CWS Applauds FAO, Government Cooperation in Efforts to End Asia-Pacific Hunger


March 14, 2014

Long Chamrung and his daughter work in their garden in Chheu Teal Korng Village in Cambodia. CWS supports micro-loans for their family and others, providing training for fish, produce and mushroom farming. Photo: Annie Griffiths/Ripple Effect Images

Long Chamrung and his daughter work in their garden in Chheu Teal Korng Village in Cambodia. CWS supports micro-loans for their family and others, providing training for fish, produce and mushroom farming. Photo: Annie Griffiths/Ripple Effect Images

NEW YORK, NY–Humanitarian agency Church World Service welcomes the decision by delegates from 41 countries across Asia and the Pacific to work closely with the United Nations Food and Agriculture Organization (FAO) to bolster efforts to erase hunger and achieve food security for the region.

“With hunger being a challenge worldwide,” said CWS President and CEO, the Rev. John McCullough, “any initiative that directly addresses the problem is a welcome one.”

The 32nd FAO Regional Conference for Asia and the Pacific, held in Mongolia and attended by some 164 delegates representing governments from 41 countries, endorsed four FAO regional initiatives around hunger, nutrition, agriculture and food security.

Hunger and nutrition is a key focus for CWS worldwide.  The agency seeks to address both the immediate causes by ensuring proper nutrition to those who need it — especially mothers and their children — and the underlying causes of hunger, by improving community food systems and ensuring access to food.

“That the FAO and the conference participants have committed to working together to improve food security is significant and encouraging, particularly in a region where large and frequent disasters put an additional strain the food system,” McCullough said.

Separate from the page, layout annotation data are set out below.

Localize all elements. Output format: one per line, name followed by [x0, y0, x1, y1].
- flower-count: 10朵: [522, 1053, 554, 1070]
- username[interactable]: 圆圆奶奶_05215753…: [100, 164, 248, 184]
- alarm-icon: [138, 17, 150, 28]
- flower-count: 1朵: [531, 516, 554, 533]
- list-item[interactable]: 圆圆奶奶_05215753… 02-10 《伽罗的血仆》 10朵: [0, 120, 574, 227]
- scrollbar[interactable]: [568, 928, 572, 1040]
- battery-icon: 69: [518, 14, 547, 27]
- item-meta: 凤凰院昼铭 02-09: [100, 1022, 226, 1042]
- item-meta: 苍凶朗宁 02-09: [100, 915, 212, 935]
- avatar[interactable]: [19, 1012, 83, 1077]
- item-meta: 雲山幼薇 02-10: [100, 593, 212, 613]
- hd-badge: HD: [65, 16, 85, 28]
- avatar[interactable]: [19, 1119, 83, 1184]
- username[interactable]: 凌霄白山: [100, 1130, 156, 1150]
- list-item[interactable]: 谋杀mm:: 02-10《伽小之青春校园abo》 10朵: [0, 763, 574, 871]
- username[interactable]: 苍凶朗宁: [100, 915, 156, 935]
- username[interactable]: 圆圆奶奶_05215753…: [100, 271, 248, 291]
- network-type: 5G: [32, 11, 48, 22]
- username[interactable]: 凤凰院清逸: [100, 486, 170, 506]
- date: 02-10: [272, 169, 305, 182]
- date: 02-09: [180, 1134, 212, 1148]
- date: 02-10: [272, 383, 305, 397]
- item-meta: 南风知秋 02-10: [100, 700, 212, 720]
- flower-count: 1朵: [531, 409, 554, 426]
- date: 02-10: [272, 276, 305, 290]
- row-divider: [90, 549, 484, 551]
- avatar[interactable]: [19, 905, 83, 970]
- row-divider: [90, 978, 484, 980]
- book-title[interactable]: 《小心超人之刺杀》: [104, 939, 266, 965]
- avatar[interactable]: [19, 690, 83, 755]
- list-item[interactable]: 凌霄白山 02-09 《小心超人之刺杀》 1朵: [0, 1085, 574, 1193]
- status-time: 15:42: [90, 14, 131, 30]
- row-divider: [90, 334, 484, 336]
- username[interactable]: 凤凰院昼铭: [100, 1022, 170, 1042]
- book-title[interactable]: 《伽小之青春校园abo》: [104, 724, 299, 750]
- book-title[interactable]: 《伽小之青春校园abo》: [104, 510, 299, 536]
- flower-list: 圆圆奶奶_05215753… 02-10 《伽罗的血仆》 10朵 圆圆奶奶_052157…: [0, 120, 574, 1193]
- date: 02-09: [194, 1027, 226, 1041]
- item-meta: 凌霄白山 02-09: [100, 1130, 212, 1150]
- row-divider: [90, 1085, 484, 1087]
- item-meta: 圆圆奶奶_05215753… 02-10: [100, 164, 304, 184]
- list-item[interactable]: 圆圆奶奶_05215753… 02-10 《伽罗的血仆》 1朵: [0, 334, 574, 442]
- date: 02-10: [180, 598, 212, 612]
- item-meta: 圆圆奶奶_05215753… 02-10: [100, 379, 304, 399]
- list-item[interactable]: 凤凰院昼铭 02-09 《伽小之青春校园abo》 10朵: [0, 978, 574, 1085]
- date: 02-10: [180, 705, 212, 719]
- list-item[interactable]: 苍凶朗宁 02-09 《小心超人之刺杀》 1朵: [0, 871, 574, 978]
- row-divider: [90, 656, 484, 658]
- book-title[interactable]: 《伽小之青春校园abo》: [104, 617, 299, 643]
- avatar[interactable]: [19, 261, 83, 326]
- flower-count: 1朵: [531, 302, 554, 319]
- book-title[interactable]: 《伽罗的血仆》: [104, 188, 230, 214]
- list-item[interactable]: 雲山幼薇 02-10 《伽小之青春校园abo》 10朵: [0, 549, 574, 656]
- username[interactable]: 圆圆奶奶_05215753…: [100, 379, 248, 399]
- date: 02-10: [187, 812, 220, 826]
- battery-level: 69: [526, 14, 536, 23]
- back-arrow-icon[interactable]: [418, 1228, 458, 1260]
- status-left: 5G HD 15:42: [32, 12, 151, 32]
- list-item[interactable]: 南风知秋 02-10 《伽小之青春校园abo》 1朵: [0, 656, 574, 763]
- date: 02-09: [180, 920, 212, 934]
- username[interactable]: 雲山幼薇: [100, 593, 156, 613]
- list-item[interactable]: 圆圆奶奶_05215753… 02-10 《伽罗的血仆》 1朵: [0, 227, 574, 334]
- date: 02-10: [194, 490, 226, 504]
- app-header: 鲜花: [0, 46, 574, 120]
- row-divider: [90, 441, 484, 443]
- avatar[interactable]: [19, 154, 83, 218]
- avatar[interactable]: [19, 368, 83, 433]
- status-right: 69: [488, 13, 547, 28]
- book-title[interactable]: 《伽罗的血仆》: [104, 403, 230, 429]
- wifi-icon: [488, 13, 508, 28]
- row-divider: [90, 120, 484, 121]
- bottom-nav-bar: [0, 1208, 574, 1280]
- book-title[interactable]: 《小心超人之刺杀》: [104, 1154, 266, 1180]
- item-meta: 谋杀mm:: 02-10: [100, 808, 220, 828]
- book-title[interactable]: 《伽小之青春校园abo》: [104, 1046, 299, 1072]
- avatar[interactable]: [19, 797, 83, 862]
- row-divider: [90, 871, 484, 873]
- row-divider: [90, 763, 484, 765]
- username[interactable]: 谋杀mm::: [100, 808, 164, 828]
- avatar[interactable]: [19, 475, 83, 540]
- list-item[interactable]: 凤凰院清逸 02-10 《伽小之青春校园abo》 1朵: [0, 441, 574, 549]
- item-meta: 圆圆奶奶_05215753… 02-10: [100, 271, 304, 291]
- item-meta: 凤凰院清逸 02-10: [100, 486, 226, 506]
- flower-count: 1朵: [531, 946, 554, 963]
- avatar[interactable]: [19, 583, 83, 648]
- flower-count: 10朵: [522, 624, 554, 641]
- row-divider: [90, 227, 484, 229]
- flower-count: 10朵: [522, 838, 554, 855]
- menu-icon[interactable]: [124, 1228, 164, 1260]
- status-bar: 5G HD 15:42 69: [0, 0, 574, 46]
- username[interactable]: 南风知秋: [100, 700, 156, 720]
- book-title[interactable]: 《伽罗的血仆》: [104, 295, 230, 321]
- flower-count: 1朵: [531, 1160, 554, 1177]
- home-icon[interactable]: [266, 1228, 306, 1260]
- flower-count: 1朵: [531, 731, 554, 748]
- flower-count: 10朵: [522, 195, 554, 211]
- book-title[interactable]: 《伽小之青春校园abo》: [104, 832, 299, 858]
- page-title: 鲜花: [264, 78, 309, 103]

CWS supports communities in need across south Asia and the Pacific Rim, including projects in Vietnam, Cambodia, Indonesia, Pakistan and Afghanistan.

In some communities in the region Church World Service-Pakistan/Afghanistan has incorporated  sustainable models of food security into its development initiatives with farmers, widow-headed households, and agrarian community members to help vulnerable families to increase their food supplies.

Marvin Parvez, who oversees CWS’s regional programs in Asia and the Pacific, said “We at the CWS regional office in Bangkok welcome this very positive development, where governments and FAO have committed to work together to ensure one of the basic human rights for the people of Asia.  We would encourage NGOs across the region also to support this effort to eliminate hunger from our region.”

McCullough expressed both hope and confidence that the approach agreed upon by FAO and the governments participating in the conference would, by 2015, help move the Asia-Pacific region closer to achieving Millennium Development Goal of reducing hunger by half among the estimated 870 million people in the world who are undernourished.

“With the conference’s focus on the FAO and governments working together to increase agricultural productivity and alleviate poverty while preventing degradation of the environment, it would appear that the wheels are in motion for even greater collaboration and efforts around the common goal,” McCullough said.

“Improving food security for the hundreds of millions of people—many of them in the Asia Pacific region—who are hungry is an immense challenge and we applaud the effort by FAO and governments in the region to meet it head on, together.”